朱棣沉吟再三,就問了金忠:“馬哈木此時如何?”
金忠說道:“馬哈木近期頗為焦慮,還扣押了禮部的使團,屢次要求大明給予支援,看來他是慌了。”
“落水狗!”
朱棣不屑的道:“敢藐視大明,此賊可悔了!”
金忠說道:“陛下,阿魯台正在磨刀霍霍,就等著春暖花開的時節,向馬哈木發起攻擊,臣和五軍都督府探討過,都覺得馬哈木危險了。”
朱棣的目光深邃,握住鎮紙,麵色漸漸的潮紅起來。
“且觀之,等分出勝負之後,朕再做定奪!”
胡廣放鬆了身體,知道朱棣的目標終究還是在草原上,為了榜葛刺不值得把雙雄會的機會放過。
等散朝之後,張輔和方醒走在一起,低聲問道:“今日你倒是乖覺,不然後患無窮。”
方醒輕笑道:“榜葛刺跳梁小醜,隨時可滅。遠交近攻而已,大明不可陷在那個地方。”
張輔滿意的道:“以前我還以為你隻顧血勇,如今看來倒是大有長進,我也可放心了。”
嘖!
方醒對這種長輩般的欣慰有些不大適應,就隨口道:“大哥放心好了,小弟這邊自然會考慮淑慧她們的安危,不會亂來。”
張輔武功高強,突然側身看了一眼,然後說道:“胡廣來了,你且好生說話,不要在此爭吵。”
說著張輔就加快了腳步,後麵的胡廣順利的和方醒並肩而行。
“興和伯,榜葛刺此時不可征伐。”
方醒淡淡的道:“此事方某當然知曉,時機不對,且利益不是最大的時候。”
胡廣皺眉道:“利益當然要談,可大明不能隻靠武力震懾,利益也不可混入國策,否則人心就亂了,散了。”
幾個官員有意無意的靠近這邊,胡廣撫須道:“興和伯精於商賈之事,酒樓,罐頭,無不是日進鬥金,可有大明的利益?”
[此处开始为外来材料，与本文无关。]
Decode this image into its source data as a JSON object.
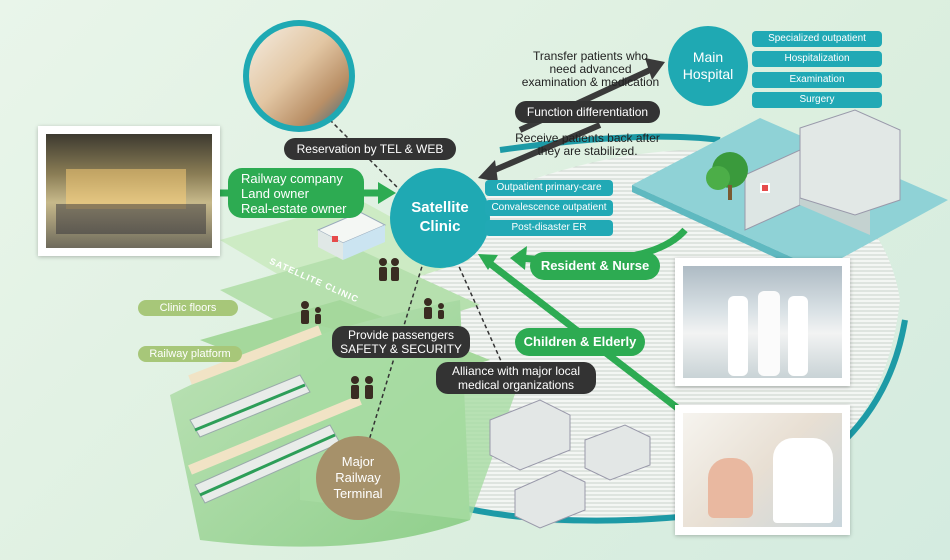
{
  "nodes": {
    "satellite_clinic": "Satellite\nClinic",
    "main_hospital": "Main\nHospital",
    "major_terminal": "Major\nRailway\nTerminal"
  },
  "hospital_services": [
    "Specialized outpatient",
    "Hospitalization",
    "Examination",
    "Surgery"
  ],
  "clinic_services": [
    "Outpatient primary-care",
    "Convalescence outpatient",
    "Post-disaster ER"
  ],
  "labels": {
    "transfer": "Transfer patients who\nneed advanced\nexamination & medication",
    "function_diff": "Function differentiation",
    "receive_back": "Receive patients back after\nthey are stabilized.",
    "reservation": "Reservation by TEL & WEB",
    "owners": "Railway company\nLand owner\nReal-estate owner",
    "resident_nurse": "Resident & Nurse",
    "children_elderly": "Children & Elderly",
    "safety": "Provide passengers\nSAFETY & SECURITY",
    "alliance": "Alliance with major local\nmedical organizations",
    "clinic_floors": "Clinic floors",
    "railway_platform": "Railway platform",
    "satellite_clinic_sign": "SATELLITE CLINIC"
  },
  "colors": {
    "teal": "#1fa9b3",
    "green": "#2dab52",
    "dark": "#333333",
    "olive": "#a7c779",
    "tan": "#a6916a"
  }
}
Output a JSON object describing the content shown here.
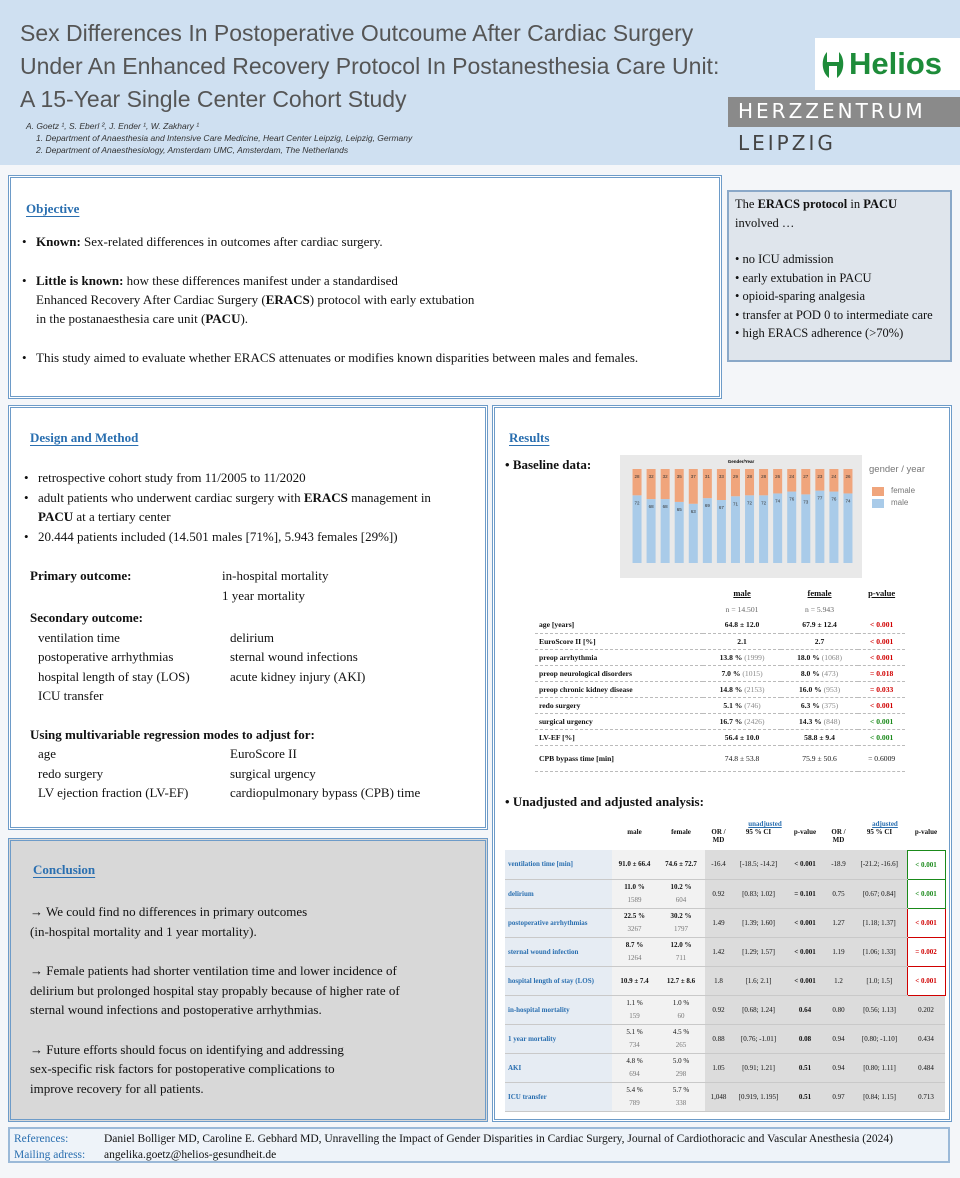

你動不動就把大明的利益掛在嘴邊,那你以興和伯之身行商賈之事,大明的利益在哪裡?
那幾個官員都捂嘴輕笑,覺得胡廣揭了方醒的傷疤——你若是文臣,那就不該去做買賣!
方醒微微一笑:“欲/望是驅使人進步的動力,也是驅使大明前進的動力,呃……動力就是被欲/望驅使著行動的力量。”
看到胡廣懵懂,方醒就解釋了一下,然後繼續說道:“沒有欲/望和利益的驅使,那就是所謂的無為而治,那何不如重歸刀耕火種!”
“至於胡大人所說的大明利益,方某自然不敢忘,稍晚胡大人應該就知道了。”
胡廣的腳步一滯,可方醒的腳步未停,身姿挺拔的繼續前行,隻是聲音傳來。
“胡大人,你停步,異族可不會停步,落後就要挨打,這是顛覆不破的真理,前朝可為見證!”
胡廣呆立原地,夏元吉緩緩過來道:“胡大人,這是爭執了?”
胡廣搖搖頭,苦笑道:“理之所在,各執一詞,本官隻希望能維持一個鬥而不破的格局吧!”
夏元吉歎道:“何必呢,合則兩利,再說興和伯的方學不過是實用之學,難進廟堂,何不如和平處之。”
在許多人看來,方學的子弟頂天就能去擔當小吏之職,等一輩子摸爬滾打上來,早就垂垂老矣。
而儒家的子弟起步很高,一旦中舉,出則七八品,留京的更是前途遠大。
胡廣搖搖頭道:“我等繼往聖之學,當護之,愛之,千裡之堤毀於蟻穴,不可不查!”